[Untitled image — a collage — by artist Todd Hewitt, among several in his Flickr album called “Pareidolia.” (Used here under a Creative Commons license; thank you!) As he explains in several blog posts over the course of several months in 2010, for this series he paired snapshots with old magazine images which just happen to mimic, in part, each other’s shape/coloration. I think this is one of his more successful matchups.]
From whiskey river (second stanza):
Opus Posthumous III
Mid-August meltdown, Assurbanipal in the west,
Scorched cloud-towers, crumbling thrones—
The ancients knew to expect a balance at the end of things,
The burning heart against the burning feather of truth.
Sweet-mouthed,
Big ibis-eyed, in the maple’s hieroglyphs, I write it down.All my life I’ve looked for this slow light, this smallish light
Starting to seep, coppery blue,
out of the upper right-hand corner of things,
Down through the trees and off the back yard,
Rising and falling at the same time, now rising, now falling,
Inside the lapis lazuli of late afternoon.Until the clouds stop, and hush.
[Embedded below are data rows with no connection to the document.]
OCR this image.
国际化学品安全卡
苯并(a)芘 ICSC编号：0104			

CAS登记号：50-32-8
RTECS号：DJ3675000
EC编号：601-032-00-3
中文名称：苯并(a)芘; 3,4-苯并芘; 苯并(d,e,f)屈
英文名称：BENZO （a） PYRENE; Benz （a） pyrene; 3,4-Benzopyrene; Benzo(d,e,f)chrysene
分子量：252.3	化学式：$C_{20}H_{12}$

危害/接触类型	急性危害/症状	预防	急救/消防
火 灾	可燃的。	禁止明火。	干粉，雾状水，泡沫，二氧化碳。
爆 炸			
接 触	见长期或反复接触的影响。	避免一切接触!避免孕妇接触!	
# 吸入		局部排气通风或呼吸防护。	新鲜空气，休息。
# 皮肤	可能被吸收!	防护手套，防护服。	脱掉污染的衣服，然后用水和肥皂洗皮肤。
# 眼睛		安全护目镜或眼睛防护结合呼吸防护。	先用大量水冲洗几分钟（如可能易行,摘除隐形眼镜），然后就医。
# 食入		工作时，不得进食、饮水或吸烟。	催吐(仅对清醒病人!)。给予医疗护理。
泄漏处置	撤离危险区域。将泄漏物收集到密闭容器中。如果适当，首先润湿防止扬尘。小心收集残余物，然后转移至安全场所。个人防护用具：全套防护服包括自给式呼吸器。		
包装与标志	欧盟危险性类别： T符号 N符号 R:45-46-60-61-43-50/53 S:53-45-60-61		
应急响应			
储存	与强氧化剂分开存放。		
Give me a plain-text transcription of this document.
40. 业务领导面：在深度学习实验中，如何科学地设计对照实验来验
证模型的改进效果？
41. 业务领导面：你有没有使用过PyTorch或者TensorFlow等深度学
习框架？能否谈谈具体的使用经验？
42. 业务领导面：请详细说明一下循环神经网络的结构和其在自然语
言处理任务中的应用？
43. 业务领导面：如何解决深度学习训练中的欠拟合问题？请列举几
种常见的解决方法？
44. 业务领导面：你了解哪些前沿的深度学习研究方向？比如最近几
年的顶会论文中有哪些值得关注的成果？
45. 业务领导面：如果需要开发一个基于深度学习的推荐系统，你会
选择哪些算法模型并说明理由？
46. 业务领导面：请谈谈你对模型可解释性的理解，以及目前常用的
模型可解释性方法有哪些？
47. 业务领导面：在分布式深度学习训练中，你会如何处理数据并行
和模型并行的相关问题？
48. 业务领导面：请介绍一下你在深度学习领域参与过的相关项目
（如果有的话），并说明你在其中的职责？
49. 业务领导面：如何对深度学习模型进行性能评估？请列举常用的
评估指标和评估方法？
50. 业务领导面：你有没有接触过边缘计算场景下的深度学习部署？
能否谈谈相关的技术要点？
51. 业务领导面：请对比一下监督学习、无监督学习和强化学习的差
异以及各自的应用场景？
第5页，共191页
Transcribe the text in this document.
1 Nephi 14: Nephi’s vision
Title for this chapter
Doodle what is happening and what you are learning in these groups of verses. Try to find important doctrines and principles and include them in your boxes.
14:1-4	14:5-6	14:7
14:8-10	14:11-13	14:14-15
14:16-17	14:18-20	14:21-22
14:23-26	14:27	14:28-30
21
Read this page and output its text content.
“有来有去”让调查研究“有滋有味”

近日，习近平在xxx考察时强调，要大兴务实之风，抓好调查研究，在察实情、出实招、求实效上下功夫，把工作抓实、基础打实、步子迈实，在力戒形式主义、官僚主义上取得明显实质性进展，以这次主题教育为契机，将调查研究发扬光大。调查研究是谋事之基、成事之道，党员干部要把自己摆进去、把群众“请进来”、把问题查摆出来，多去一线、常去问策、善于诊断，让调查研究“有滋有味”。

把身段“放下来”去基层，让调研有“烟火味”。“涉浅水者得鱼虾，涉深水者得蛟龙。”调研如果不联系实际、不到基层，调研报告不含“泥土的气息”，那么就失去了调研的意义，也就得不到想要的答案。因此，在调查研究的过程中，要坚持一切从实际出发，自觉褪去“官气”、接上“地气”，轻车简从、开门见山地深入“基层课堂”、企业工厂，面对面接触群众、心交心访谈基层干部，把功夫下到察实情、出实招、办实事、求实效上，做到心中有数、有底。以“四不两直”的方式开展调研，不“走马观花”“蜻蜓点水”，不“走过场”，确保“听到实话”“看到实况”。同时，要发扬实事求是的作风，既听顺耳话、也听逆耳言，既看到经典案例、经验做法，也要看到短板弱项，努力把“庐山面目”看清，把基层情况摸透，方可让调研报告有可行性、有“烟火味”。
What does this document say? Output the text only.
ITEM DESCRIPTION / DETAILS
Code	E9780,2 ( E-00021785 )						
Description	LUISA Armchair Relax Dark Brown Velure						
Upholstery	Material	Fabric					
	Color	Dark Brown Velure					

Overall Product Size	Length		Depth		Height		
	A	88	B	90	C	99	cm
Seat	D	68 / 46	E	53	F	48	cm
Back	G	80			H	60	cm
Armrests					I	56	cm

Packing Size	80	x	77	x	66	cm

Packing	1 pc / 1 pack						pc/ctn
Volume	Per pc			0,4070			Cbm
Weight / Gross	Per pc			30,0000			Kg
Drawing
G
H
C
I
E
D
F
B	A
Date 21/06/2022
Until the left hedge and the right hedge,
the insects and short dogs,
The back porch and barn swallows grain-out and disappear.
Until the bypass is blown with silence, until the grass grieves.
Until there is nothing else.
(Charles Wright [source])
…and (italicized passage):
I love the common miracles—the murmur of my friends at evening, the clay fires of smudgy juniper, the coarse dull food, the hardship and simplicity, the contentment of doing one thing at a time… gradually my mind has cleared itself, and wind and sun pour through my head, as through a bell. Though we talk little here, I am never lonely; I am returned into myself.
…In another life—this isn’t what I know, but how I feel—these mountains were my home; there is a rising of forgotten knowledge, like a spring from hidden aquifers under the earth. To glimpse one’s own true nature is a kind of homegoing, to a place East of the Sun, West of the Moon—the homegoing that needs no home, like that waterfall on the supper Suli Gad that turns to mist before touching the earth and rises once again to the sky.
(Peter Matthiesen [source])
…and:
Today we are all doing penance every day. We’re working hard, trying to make money to keep a roof over our heads and food on the table, trying to maintain a good relationship or marriage, trying to keep our children safe and happy and educated, trying to keep the world from blowing itself up. We don’t need any more penance. We need some joy, an ideal, encouragement, a philosophy worthy of us, a real community, neighbors to keep us from having to go it alone. We need our own religion: our sources of inspiration, hope, and healing.